There are also bars and pubs in the area for a fun night out with partners and friends. Some highly-rated spots include Oak Grove Racing, Hooters, The Pond, Whiskey Room Live, Hop House, Bikini Beach Bar and more. 

9. Political Climate 

The political climate in Franklin, Tennessee is moderately conservative. In Williamson County, 36.1% of the voters voted Democrat in the last presidential vote, while 62.2% voted Republican. The remaining 1.7% voted independent. Generally, Williamson County voted Republican in every Presidential election since 2000.

10. History

The city of Franklin dates back to 1799, founded by Abram Maury, Jr., a state senator. They named the city after Benjamin Franklin, a founding father on the $100 American bill. In the 19th century, tobacco, hemp and cattle farmers flourished. 

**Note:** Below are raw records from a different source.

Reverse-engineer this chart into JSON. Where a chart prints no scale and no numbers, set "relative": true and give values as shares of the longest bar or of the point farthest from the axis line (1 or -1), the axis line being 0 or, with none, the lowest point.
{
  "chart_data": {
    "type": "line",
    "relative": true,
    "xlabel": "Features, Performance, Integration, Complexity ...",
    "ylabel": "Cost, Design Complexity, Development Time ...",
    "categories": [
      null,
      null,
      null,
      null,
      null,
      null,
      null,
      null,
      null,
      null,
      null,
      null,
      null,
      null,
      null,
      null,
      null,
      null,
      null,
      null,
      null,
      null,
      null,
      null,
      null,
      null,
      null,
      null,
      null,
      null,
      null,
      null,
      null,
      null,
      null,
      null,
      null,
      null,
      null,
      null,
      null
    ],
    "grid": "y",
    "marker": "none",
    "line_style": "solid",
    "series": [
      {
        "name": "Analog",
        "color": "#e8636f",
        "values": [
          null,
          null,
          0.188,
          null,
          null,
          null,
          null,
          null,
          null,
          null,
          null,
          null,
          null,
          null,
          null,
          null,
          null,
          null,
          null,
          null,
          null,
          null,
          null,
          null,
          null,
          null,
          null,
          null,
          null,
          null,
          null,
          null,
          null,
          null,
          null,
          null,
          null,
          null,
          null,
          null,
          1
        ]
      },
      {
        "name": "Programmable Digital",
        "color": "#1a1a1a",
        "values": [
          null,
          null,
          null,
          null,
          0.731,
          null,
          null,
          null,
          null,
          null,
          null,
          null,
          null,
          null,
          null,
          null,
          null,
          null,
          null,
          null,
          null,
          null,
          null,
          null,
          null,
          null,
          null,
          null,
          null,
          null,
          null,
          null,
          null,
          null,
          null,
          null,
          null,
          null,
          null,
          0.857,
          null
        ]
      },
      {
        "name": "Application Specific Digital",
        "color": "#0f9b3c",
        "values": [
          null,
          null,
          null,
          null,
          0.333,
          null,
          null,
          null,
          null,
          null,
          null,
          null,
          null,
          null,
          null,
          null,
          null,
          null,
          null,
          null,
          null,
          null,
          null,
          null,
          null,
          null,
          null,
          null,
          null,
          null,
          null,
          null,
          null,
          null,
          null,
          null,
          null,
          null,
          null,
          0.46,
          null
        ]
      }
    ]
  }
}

However, the success slowed down during the American Civil War. Franklin was the site of a significant battle in 1864 where there were more than 10,000 casualties. 

This area is part of Middle Tennessee, and farmers prospered in the pre-Civil War years, with the cultivation of tobacco and hemp as commodity crops, and raising of livestock. Being in the South, Franklin was also an active scene of racial tension and crimes. The city experienced slowed population growth around the Great Migration. 

However, the population has increased almost fivefold since the 1980s, and the city continues to grow in diversity. The history of the city is visible in the civil war sites, museums, and magnificent Victorian homes.